Music talks to me.  It may offer visions of hope, renewal, peace or comfort.  It may point me to new ways of thinking, living, feeling or being.

And I talk back.  I share my own visions.  I check if I’ve grasped the message, and try to say it back again.  A conversation starts.

My current conversation is with African American spirituals.  Whether rooted in song, dance and drumming of West Africa, the experience of oppression by an uprooted people, or the teachings of a transformative faith, they are a voice of human truth.  Songs of black American slaves spoke that truth around the world.

HeardTheVoiceWEB-ICONResponses emerged: an array of arrangements, whole new genres of music, and work for a more just world.

Part of my response comes at the piano.  Through new sonorities and textures, I express truths from my own background.  I also present melodies, harmonies, rhythms and themes from spirituals, sometimes exploring traditional contexts, and sometimes trying out new ones.  My response is as much question as answer, and I invite new responses — musical, visual, verbal, — from the audience and anyone whose experience spirituals can voice.

 

Heard the Voice captures these dialogues in solo arrangements, published by Edgetone Records.  Copies will also be for sale at all upcoming concerts.

Trouble Ensemble expands the sense of dialogue into a jazz-combo-style collective of musicians.

More information in my interview by Diego Villaseñor.

Samples

O Freedom

O Freedom, O Freedom, O Freedom over me. And before I’d be a slave, I’d be buried in my grave, and go home to my Lord and be free.

Group sound/meditation on the meaning and experience of freedom, on the eve of Juneteenth, 2016.

Ezekiel Saw the Wheel

(Words Published in GIA’s African American Heritage Hymnal)

Ezek’el saw the wheel ‘way up in de middle o’ de air,
Ezek’el saw the wheel ‘way in de middle o’ the air.
De big wheel run by faith, de little wheel run by de grace o’ God,
A wheel in a wheel — ‘way in the middle o’ the air.
1. Better mind, my sister, how you walk on the cross,
‘Way in de middle o’ de air,
Your foot might slip an’ your soul be lost.
‘Way in de middle o’ de air.

Sometimes I Feel Like a Motherless Child

(lyrics published at negrospirituals.com)

Sometimes I feel like a motherless child. Sometimes I feel like a motherless child.
Sometimes I feel like a motherless child. A long ways from home.
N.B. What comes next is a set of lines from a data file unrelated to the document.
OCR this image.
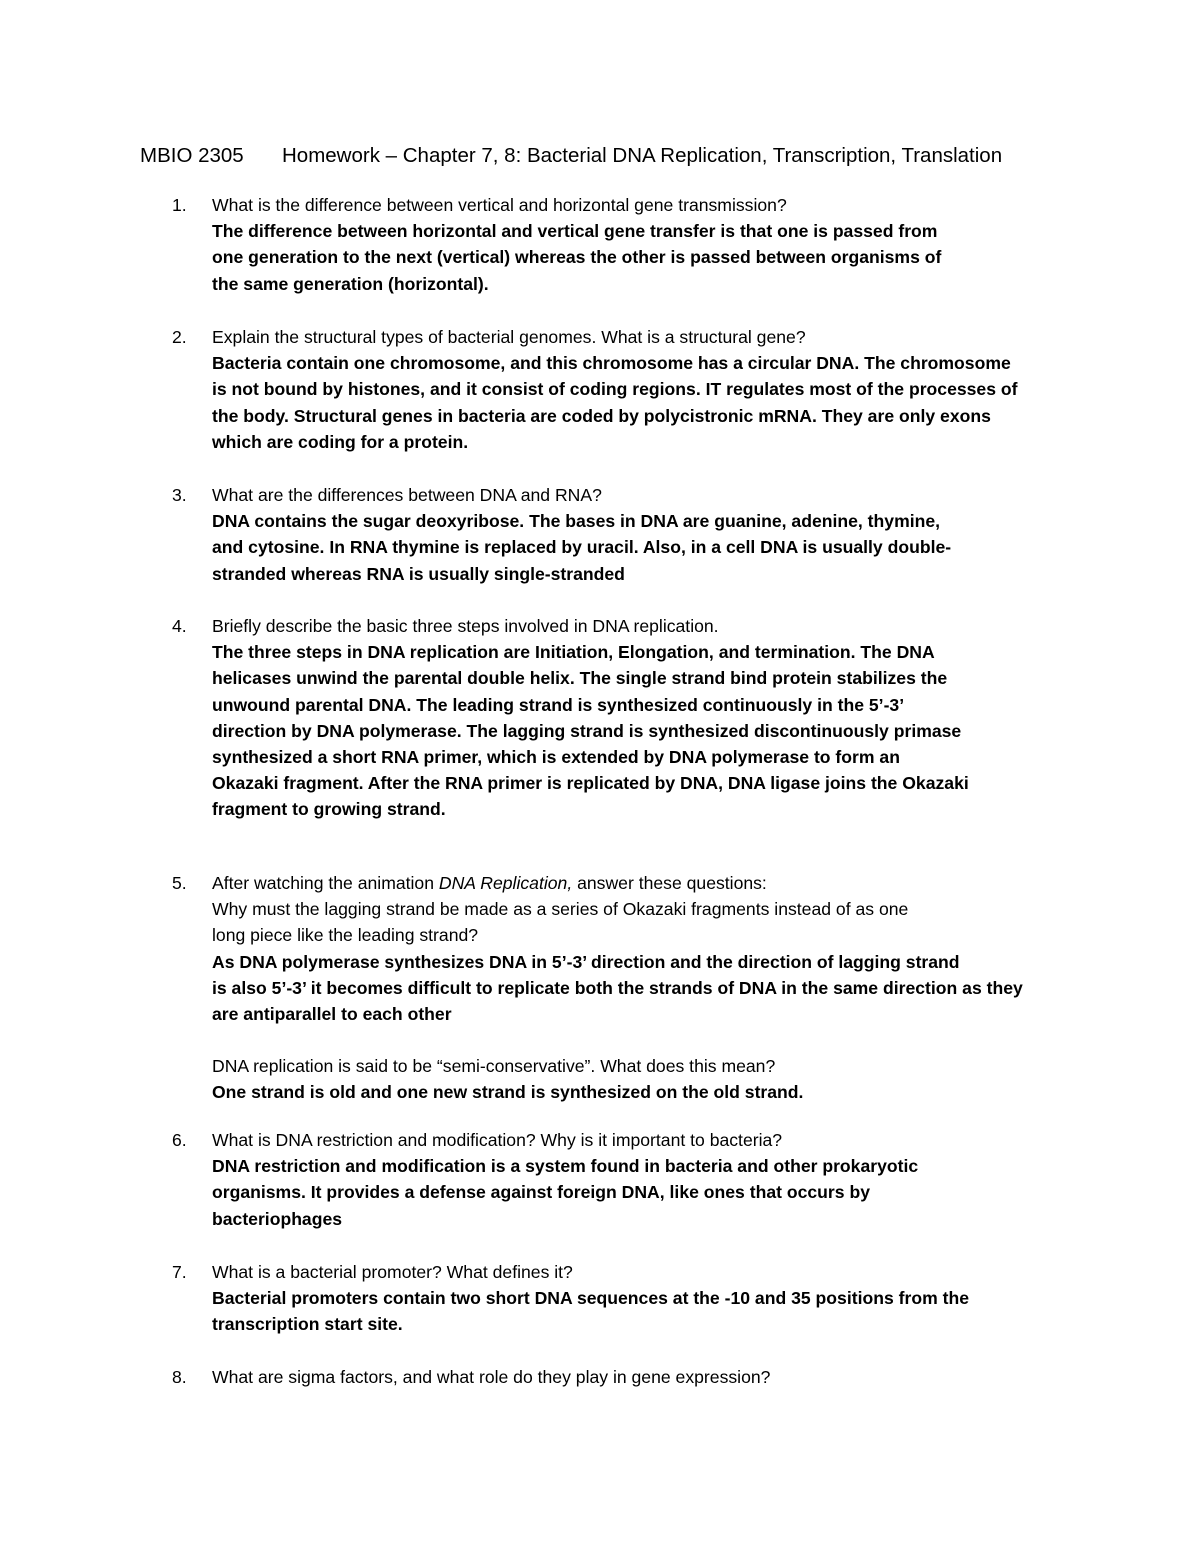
MBIO 2305 Homework – Chapter 7, 8: Bacterial DNA Replication, Transcription, Translation
1. What is the difference between vertical and horizontal gene transmission?
The difference between horizontal and vertical gene transfer is that one is passed from
one generation to the next (vertical) whereas the other is passed between organisms of
the same generation (horizontal).
2. Explain the structural types of bacterial genomes. What is a structural gene?
Bacteria contain one chromosome, and this chromosome has a circular DNA. The chromosome
is not bound by histones, and it consist of coding regions. IT regulates most of the processes of
the body. Structural genes in bacteria are coded by polycistronic mRNA. They are only exons
which are coding for a protein.
3. What are the differences between DNA and RNA?
DNA contains the sugar deoxyribose. The bases in DNA are guanine, adenine, thymine,
and cytosine. In RNA thymine is replaced by uracil. Also, in a cell DNA is usually double-
stranded whereas RNA is usually single-stranded
4. Briefly describe the basic three steps involved in DNA replication.
The three steps in DNA replication are Initiation, Elongation, and termination. The DNA
helicases unwind the parental double helix. The single strand bind protein stabilizes the
unwound parental DNA. The leading strand is synthesized continuously in the 5’-3’
direction by DNA polymerase. The lagging strand is synthesized discontinuously primase
synthesized a short RNA primer, which is extended by DNA polymerase to form an
Okazaki fragment. After the RNA primer is replicated by DNA, DNA ligase joins the Okazaki
fragment to growing strand.
5. After watching the animation DNA Replication, answer these questions:
Why must the lagging strand be made as a series of Okazaki fragments instead of as one
long piece like the leading strand?
As DNA polymerase synthesizes DNA in 5’-3’ direction and the direction of lagging strand
is also 5’-3’ it becomes difficult to replicate both the strands of DNA in the same direction as they
are antiparallel to each other
DNA replication is said to be “semi-conservative”. What does this mean?
One strand is old and one new strand is synthesized on the old strand.
6. What is DNA restriction and modification? Why is it important to bacteria?
DNA restriction and modification is a system found in bacteria and other prokaryotic
organisms. It provides a defense against foreign DNA, like ones that occurs by
bacteriophages
7. What is a bacterial promoter? What defines it?
Bacterial promoters contain two short DNA sequences at the -10 and 35 positions from the
transcription start site.
8. What are sigma factors, and what role do they play in gene expression?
A long ways from home.

 

Swing Low, Sweet Chariot

(Words Published in GIA’s African American Heritage Hymnal)

Swing low, sweet chariot

Coming for to carry me home.
Swing low, sweet chariot
Coming for to carry me home.
1. I looked over Jordan and what did I see
Coming for to carry me home.
A band of angels coming after me,
Coming for to carry me home.

 

As a tangential project, I also recorded two arrangements from 24 Negro Melodies by Samuel Coleridge-Taylor:

Deep River

(Words provided by Samuel Coleridge-Taylor in his score) Deep river, my home is over Jordan, deep river, Lord I want to cross over into camp ground.

 

The Angels Changed My Name

(Words provided by Samuel Coleridge-Taylor in his score)
I went to the hillside, I went to pray, I know the angles done changed my name,
Done changed my name for the coming day, thank God the angels done changed my name.